В последующие дни царь и его советники продолжали придерживаться избранной линии. 2 ноября Г.Г. Ромодановскому был послан новый приказ — идти на территорию Полтавского полка, «не мешкая», «чтоб… на сеи стороне Днепра черкас удержать… и нашею государскою милостью обнадеживать»[2467]
. Ему же для сведения была послана копия письма Якима Сомка Василию Золотаренко, в которой сообщалось о решимости В.Б. Шереметева скорее погибнуть со всем войском, чем сдаться[2468]. Отряду во главе с кн. Б. Мышецким, высланному из Белгорода в ответ на просьбы Ю. Хмельницкого о помощи, было приказано идти в Переяслав «с большим поспешеньем», а оттуда вместе с казаками Сомка на помощь В.Б. Шереметеву[2469]. Тогда же был предпринят еще один важный шаг — 8 ноября к Ю. Хмельницкому был отправлен специальный царский посланец Феоктист Сухотин. Он должен был призвать гетмана и Запорожское Войско вернуться под власть царя, храня верность присяге. Вместе с посланцем к гетману был отправлен тот крест, на котором он приносил присягу в Переяславе. Царь обещал гетману и казакам свое полное прощение. В случае успеха его миссии посланец должен был добиваться от гетмана, чтобы тот, «совокупляя паки войско, учинил помочь, не замотчав»[2470]. Одной из задач миссии Ф. Сухотина было собрать сведения о положении армии В.Б. Шереметева. Следовательно, к 8 ноября о его капитуляции в Москве еще не знали.В ноябре в Москву стали поступать новые известия, позволявшие точнее представить положение, складывавшееся на Украине. Известия эти были неутешительными. 31 октября гонцы, посланные воеводой Рыльска в Переяслав, вернулись с дороги. Встретившиеся им «черкасы», которые шли «из-за Днепра з знамены», не только сообщили об «измене» Ю. Хмельницкого, но и предупредили: «будет, де, вы пойдете в Переяславль, и вам, де, быти побитым»[2471]
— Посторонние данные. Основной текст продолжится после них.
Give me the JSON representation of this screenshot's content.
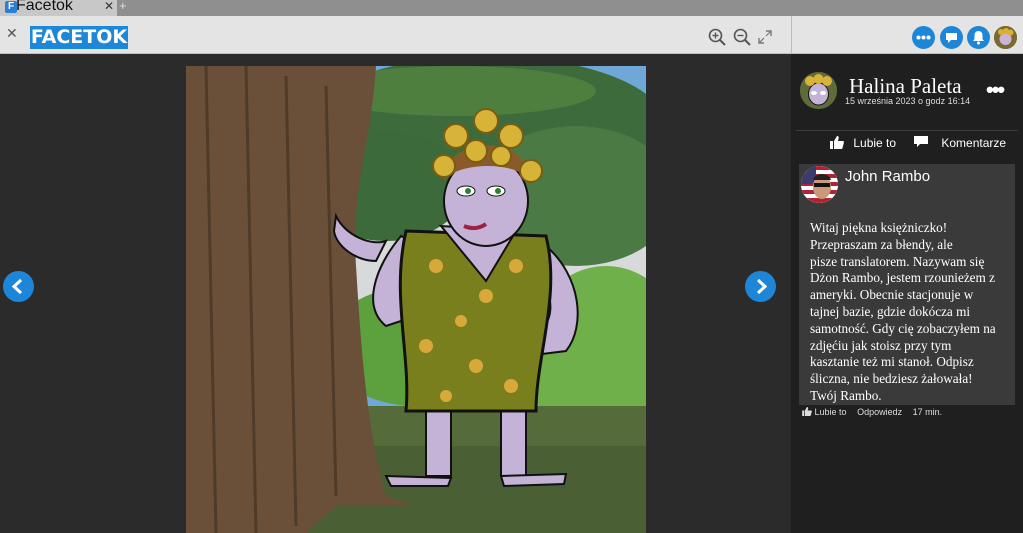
{
  "browser": {
    "tab_title": "Facetok",
    "tab_favicon": "F",
    "tab_close": "✕",
    "new_tab": "+"
  },
  "toolbar": {
    "close_label": "✕",
    "logo": "FACETOK",
    "zoom_in_icon": "zoom-in-icon",
    "zoom_out_icon": "zoom-out-icon",
    "fullscreen_icon": "fullscreen-icon"
  },
  "top_right": {
    "buttons": [
      "more-icon",
      "chat-icon",
      "bell-icon"
    ]
  },
  "colors": {
    "accent": "#1d86d9",
    "panel": "#1f1f1f",
    "comment_bg": "#3a3a3a"
  },
  "post": {
    "author": "Halina Paleta",
    "date": "15 września 2023 o godz 16:14",
    "menu": "•••",
    "like_label": "Lubie to",
    "comments_label": "Komentarze"
  },
  "comment": {
    "author": "John Rambo",
    "text": "Witaj piękna księżniczko!\nPrzepraszam za błendy, ale\npisze translatorem. Nazywam się\nDżon Rambo, jestem rzounieżem z\nameryki. Obecnie stacjonuje w\ntajnej bazie, gdzie dokócza mi\nsamotność. Gdy cię zobaczyłem na\nzdjęćiu jak stoisz przy tym\nkasztanie też mi stanoł. Odpisz\nśliczna, nie bedziesz żałowała!\nTwój Rambo.",
    "like_label": "Lubie to",
    "reply_label": "Odpowiedz",
    "time": "17 min."
  }
}
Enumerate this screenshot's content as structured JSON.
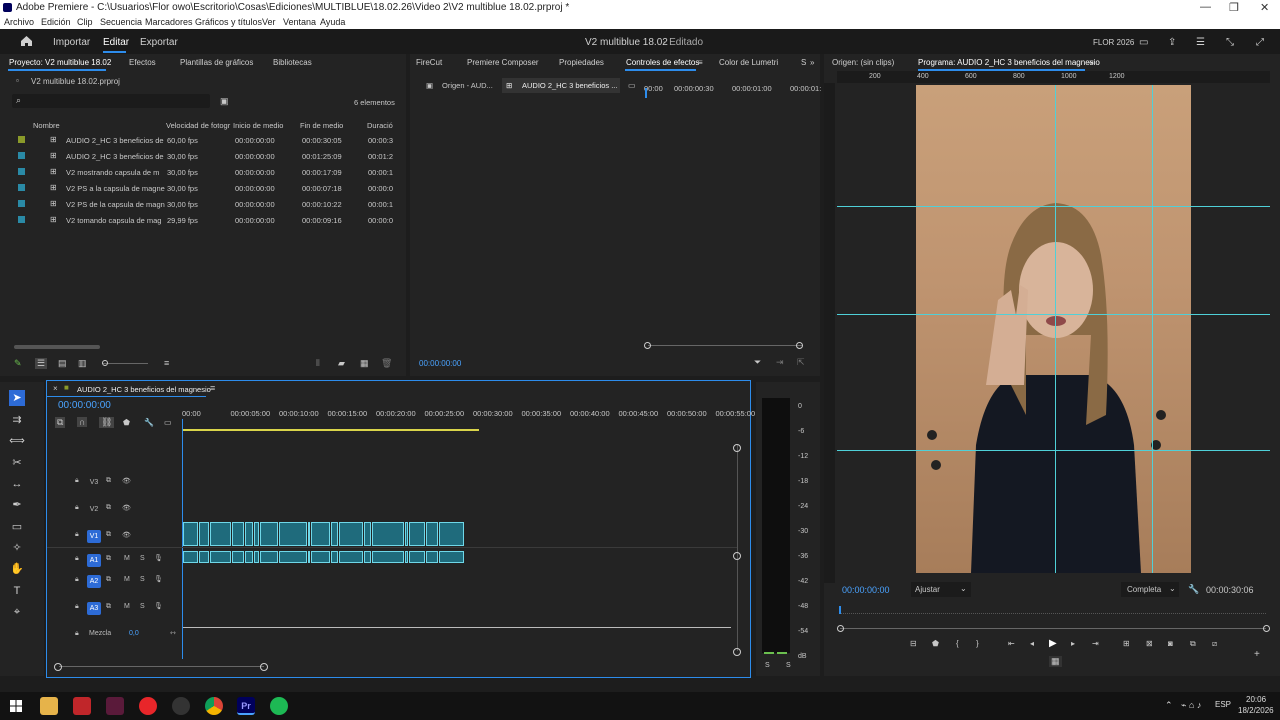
{
  "titlebar": {
    "title": "Adobe Premiere - C:\\Usuarios\\Flor owo\\Escritorio\\Cosas\\Ediciones\\MULTIBLUE\\18.02.26\\Video 2\\V2 multiblue 18.02.prproj *"
  },
  "menu": [
    "Archivo",
    "Edición",
    "Clip",
    "Secuencia",
    "Marcadores",
    "Gráficos y títulos",
    "Ver",
    "Ventana",
    "Ayuda"
  ],
  "appbar": {
    "importar": "Importar",
    "editar": "Editar",
    "exportar": "Exportar",
    "project_title": "V2 multiblue 18.02",
    "status": "- Editado",
    "workspace": "FLOR 2026"
  },
  "project": {
    "tabs": [
      "Proyecto: V2 multiblue 18.02",
      "Efectos",
      "Plantillas de gráficos",
      "Bibliotecas"
    ],
    "file": "V2 multiblue 18.02.prproj",
    "count": "6 elementos",
    "headers": [
      "Nombre",
      "Velocidad de fotogr",
      "Inicio de medio",
      "Fin de medio",
      "Duració"
    ],
    "rows": [
      {
        "name": "AUDIO 2_HC 3 beneficios de",
        "fps": "60,00 fps",
        "start": "00:00:00:00",
        "end": "00:00:30:05",
        "dur": "00:00:3",
        "color": "#8a9a2a"
      },
      {
        "name": "AUDIO 2_HC 3 beneficios de",
        "fps": "30,00 fps",
        "start": "00:00:00:00",
        "end": "00:01:25:09",
        "dur": "00:01:2",
        "color": "#2a8aa6"
      },
      {
        "name": "V2 mostrando capsula de m",
        "fps": "30,00 fps",
        "start": "00:00:00:00",
        "end": "00:00:17:09",
        "dur": "00:00:1",
        "color": "#2a8aa6"
      },
      {
        "name": "V2 PS a la capsula de magne",
        "fps": "30,00 fps",
        "start": "00:00:00:00",
        "end": "00:00:07:18",
        "dur": "00:00:0",
        "color": "#2a8aa6"
      },
      {
        "name": "V2 PS de la capsula de magn",
        "fps": "30,00 fps",
        "start": "00:00:00:00",
        "end": "00:00:10:22",
        "dur": "00:00:1",
        "color": "#2a8aa6"
      },
      {
        "name": "V2 tomando capsula de mag",
        "fps": "29,99 fps",
        "start": "00:00:00:00",
        "end": "00:00:09:16",
        "dur": "00:00:0",
        "color": "#2a8aa6"
      }
    ]
  },
  "effects": {
    "tabs": [
      "FireCut",
      "Premiere Composer",
      "Propiedades",
      "Controles de efectos",
      "Color de Lumetri",
      "S"
    ],
    "source_tab": "Origen - AUD...",
    "clip_tab": "AUDIO 2_HC 3 beneficios ...",
    "ruler": [
      "00:00",
      "00:00:00:30",
      "00:00:01:00",
      "00:00:01:"
    ],
    "timecode": "00:00:00:00"
  },
  "program": {
    "source_tab": "Origen: (sin clips)",
    "program_tab": "Programa: AUDIO 2_HC 3 beneficios del magnesio",
    "ruler": [
      "200",
      "400",
      "600",
      "800",
      "1000",
      "1200"
    ],
    "timecode": "00:00:00:00",
    "fit": "Ajustar",
    "quality": "Completa",
    "duration": "00:00:30:06"
  },
  "timeline": {
    "tab": "AUDIO 2_HC 3 beneficios del magnesio",
    "timecode": "00:00:00:00",
    "ruler": [
      "00:00",
      "00:00:05:00",
      "00:00:10:00",
      "00:00:15:00",
      "00:00:20:00",
      "00:00:25:00",
      "00:00:30:00",
      "00:00:35:00",
      "00:00:40:00",
      "00:00:45:00",
      "00:00:50:00",
      "00:00:55:00"
    ],
    "tracks": {
      "v3": "V3",
      "v2": "V2",
      "v1": "V1",
      "a1": "A1",
      "a2": "A2",
      "a3": "A3",
      "mix": "Mezcla",
      "mix_val": "0,0",
      "m": "M",
      "s": "S"
    }
  },
  "meter": {
    "scale": [
      "0",
      "-6",
      "-12",
      "-18",
      "-24",
      "-30",
      "-36",
      "-42",
      "-48",
      "-54",
      "dB"
    ],
    "s": "S"
  },
  "taskbar": {
    "lang": "ESP",
    "time": "20:06",
    "date": "18/2/2026"
  }
}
. В начале ноября севские воеводы передали в Москву известия из Киева, что гетман и старшина принесли присягу королю[2472]. 9 ноября к воеводе пограничного города Каменного уже официально обратился миргородский полковник Павел Животовский. Он сообщил не только о переходе Запорожского Войска под власть польского короля, но и о капитуляции Шереметева и заключении соглашения, по которому русские войска должны идти «у свои городы ис Киева и ис Переяслова»[2473]. В ставку Ю.А. Долгорукого был доставлен «лист» из Чернигова, отправленный полковником (наказным?) Трофимом Николаенко. В нем говорилось о печальной судьбе армии В.Б. Шереметева. Как говорилось в письме, он был вынужден сдаться из-за «великого голода»: солдаты «з голоду ремни от мушкетов едали». При этом поляки обманули его, «яко покойника Михаила Шеина». Часть его войска уничтожена, другая — угнана в рабство[2474]. Переславший Ю.А. Долгорукому этот «лист» черниговский воевода сообщал, что польские и татарские войска стоят под Киевом, «а как, де, река Днепр станет и татарове и ляхи пойдут воевать города и уезды здешние стороны Днепра»[2475]. Позднее и севские воеводы сообщали, что «корунной маршалок и ляхи, и татары на Днепре делают суда наскоро, на чом перевозитца»[2476], — следовательно, не собираются ждать, пока замерзнет Днепр. Позднее были получены сообщения, что 27 ноября Петр Дорошенко, назначенный наказным гетманом, вместе с польскими и татарскими войсками перешел Днепр[2477]. Казаки и население левобережных полков начали приносить присягу польскому королю[2478].Г.Г. Ромодановский также сообщал царю, что «заднепрские полки сбираются в Каневе и хотят приходить войною к Переясловлю». В другой отписке, доставленной позднее первой, он сообщил, что Каневский полк вместе с татарами уже перешел Днепр, а отряд Б. Мышецкого «осажен» в 7 верстах от Переяслава. Таким образом, получалось, что, хотя чрезвычайная ситуация, когда казацкие полки были окружены татарами и поляками, миновала, сотрудничество казаков и с теми, и с другими продолжается, находя свое выражение в активных действиях. Заслушав отписки, царь в тот же день распорядился послать Г.Г. Ромодановскому грамоту, «чтоб ему в черкаские городы не ходить»[2479]
. Марш единственной оставшейся на Юге армии на Левобережье, в условиях, когда не было видов на успешное сотрудничество с казаками, не без оснований представлялся опасным. Царь направил воеводе и другое распоряжение: «В Нежин и в Переяславль пороху не посылать». Эти слова показывают, что в то время, когда писалась эта грамота, царь не видел на Левобережье какой-либо опоры для пророссийской ориентации.